Archer had reluctantly admitted that he would miss Archbishop Thoresby, and that he resented the danger Princess Joan’s visit presented. With King Edward and his heir and namesake both ailing and the Archbishop of York on his deathbed, the Scots might anticipate sufficient disarray in the northern defences that they could easily seize Prince Edward’s wife as she travelled so far north. The French had no love for Prince Edward, who had proven his military prowess on their soil all too frequently, and the new King Robert II of Scotland, having renewed the Franco-Scottish alliance, might enjoy handing Edward’s wife to the French king to prove his worth.

‘His Grace should have peace in his final days and not be worrying about the possibility of such a disaster,’ Archer had said, smacking the table with his hand. ‘I would have it so.’

His voice broke with the last words — that was when Michaelo plumbed the depths of the captain’s affection for the archbishop. It surprised him. Archer had spent a decade resenting His Grace. Michaelo wondered at this change.

‘They say the fair Princess Joan has ever been headstrong. Pray she suddenly changes her mind and rides south,’ Archer had added.
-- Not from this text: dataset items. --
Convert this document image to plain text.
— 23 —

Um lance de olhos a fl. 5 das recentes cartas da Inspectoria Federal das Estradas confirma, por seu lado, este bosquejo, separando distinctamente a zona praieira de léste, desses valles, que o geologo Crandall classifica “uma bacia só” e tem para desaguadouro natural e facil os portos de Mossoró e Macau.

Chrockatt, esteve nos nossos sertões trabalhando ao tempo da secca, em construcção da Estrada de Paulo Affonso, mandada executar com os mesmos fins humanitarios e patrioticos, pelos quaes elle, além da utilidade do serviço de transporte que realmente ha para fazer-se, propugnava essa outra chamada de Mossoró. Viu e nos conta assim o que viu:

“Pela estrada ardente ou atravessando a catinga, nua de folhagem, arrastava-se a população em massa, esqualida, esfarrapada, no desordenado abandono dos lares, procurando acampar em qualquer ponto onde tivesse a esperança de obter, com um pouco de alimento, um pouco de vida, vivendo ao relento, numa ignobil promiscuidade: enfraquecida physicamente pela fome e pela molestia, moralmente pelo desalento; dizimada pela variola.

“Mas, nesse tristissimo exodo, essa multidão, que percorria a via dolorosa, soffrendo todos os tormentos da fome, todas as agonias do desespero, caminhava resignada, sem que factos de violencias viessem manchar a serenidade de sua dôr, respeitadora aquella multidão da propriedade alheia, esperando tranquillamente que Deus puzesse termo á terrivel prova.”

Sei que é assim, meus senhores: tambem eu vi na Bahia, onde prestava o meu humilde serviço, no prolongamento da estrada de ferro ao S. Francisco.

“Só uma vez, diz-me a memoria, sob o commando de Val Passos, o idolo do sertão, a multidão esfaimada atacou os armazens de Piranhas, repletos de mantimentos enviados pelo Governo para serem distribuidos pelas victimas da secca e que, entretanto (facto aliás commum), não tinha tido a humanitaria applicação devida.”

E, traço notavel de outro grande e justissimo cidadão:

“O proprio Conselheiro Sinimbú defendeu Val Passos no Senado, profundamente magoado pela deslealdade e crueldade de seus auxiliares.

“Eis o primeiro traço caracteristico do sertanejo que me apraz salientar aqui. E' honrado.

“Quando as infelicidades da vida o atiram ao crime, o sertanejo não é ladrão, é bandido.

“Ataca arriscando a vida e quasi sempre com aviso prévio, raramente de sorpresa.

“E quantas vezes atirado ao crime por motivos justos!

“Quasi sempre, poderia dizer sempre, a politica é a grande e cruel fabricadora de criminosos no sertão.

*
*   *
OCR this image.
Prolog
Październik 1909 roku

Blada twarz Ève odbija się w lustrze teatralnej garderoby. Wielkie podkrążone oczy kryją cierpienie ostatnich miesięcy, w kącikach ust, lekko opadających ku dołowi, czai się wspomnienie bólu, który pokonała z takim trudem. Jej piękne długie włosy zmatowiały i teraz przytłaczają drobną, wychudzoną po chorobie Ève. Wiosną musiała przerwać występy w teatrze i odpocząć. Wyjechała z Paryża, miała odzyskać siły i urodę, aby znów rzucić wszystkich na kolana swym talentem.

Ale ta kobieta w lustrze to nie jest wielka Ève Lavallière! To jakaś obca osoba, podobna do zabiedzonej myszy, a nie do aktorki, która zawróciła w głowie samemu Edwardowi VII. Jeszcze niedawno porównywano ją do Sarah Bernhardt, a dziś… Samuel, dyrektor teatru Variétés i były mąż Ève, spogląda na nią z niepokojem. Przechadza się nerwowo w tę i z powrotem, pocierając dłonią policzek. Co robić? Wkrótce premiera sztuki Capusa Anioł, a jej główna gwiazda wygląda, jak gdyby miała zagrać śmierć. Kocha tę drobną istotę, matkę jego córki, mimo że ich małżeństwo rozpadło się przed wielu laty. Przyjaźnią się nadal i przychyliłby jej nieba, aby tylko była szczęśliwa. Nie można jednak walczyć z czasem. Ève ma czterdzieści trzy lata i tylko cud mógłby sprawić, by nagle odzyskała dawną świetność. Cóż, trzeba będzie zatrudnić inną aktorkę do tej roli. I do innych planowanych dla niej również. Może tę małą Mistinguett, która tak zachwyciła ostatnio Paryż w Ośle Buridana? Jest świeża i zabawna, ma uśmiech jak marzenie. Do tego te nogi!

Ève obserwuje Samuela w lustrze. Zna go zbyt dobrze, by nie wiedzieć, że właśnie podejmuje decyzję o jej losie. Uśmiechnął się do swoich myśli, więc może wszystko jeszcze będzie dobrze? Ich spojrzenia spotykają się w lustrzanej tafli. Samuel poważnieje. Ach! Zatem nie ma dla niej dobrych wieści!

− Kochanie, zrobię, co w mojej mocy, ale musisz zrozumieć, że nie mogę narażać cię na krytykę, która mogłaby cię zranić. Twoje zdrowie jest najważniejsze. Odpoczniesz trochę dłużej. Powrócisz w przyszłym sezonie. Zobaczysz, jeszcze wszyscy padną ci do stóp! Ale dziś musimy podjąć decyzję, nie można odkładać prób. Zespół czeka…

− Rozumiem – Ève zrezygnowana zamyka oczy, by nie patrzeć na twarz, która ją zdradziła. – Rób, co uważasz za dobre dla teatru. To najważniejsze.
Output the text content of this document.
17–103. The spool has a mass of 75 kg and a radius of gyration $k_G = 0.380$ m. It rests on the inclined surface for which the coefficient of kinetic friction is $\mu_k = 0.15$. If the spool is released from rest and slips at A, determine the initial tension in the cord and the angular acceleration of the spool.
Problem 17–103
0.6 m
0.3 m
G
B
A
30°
But Michaelo welcomed the distraction of a royal guest in the palace. In his opinion, it would cheer them all. Though he admitted to himself that the captain and his lieutenants hardly looked cheered.

Breath. I’m fighting my own body for breath. My flesh wants to cease this struggle, but my spirit is not ready. I will soon meet St Peter at Heaven’s gate. But not yet, dear Lord, not yet .

John Thoresby, Archbishop of York and sometime Lord Chancellor of England, reminded himself of this when tempted to complain about how weary he was, how frustrated he was with his struggle for full, satisfying breaths. He was still alive, choosing to blow on the dying embers to tease out more life, and every moment was precious.

Never in all his long life had he felt so keenly the separation of mind and body. He was a little forgetful, but, for the most part, his mind was still robust. He felt betrayed by the weakness of his body, which trembled now with fatigue as he adjusted his legs, trying to stretch out a cramp without attracting the attention of the healer Magda Digby, who watched so discreetly from her seat beside the foot of the bed that he sometimes forgot she was there.

‘Thou art cramping.’ She rose and reached beneath the covers, exploring his calves, then pressing and pulling just the right muscle, showing it how to relax.

Despite his attempt to hide his discomfort from her, Thoresby was grateful for her ministrations. ‘God bless you,’ he murmured.

She made a quiet, chuckling sound.

‘He will bless you if my prayers are worth anything,’ said Thoresby. Their playful interaction lifted his spirits.

‘Thy god may do as he pleases,’ said Magda. Clear blue eyes in a wizened face, the wrinkles exaggerated by the smile that engaged all her features — eyes, mouth, cheeks — she held his gaze for a moment, her expression affectionate, kind and teasing. Then she nodded, satisfied, and returned to her chair — a stool, actually. But, as she was a tiny woman, her spine still straight and strong, she preferred it to the cushioned chair the archbishop’s personal secretary, Brother Michaelo, kept offering her, which would leave her feet dangling in the air.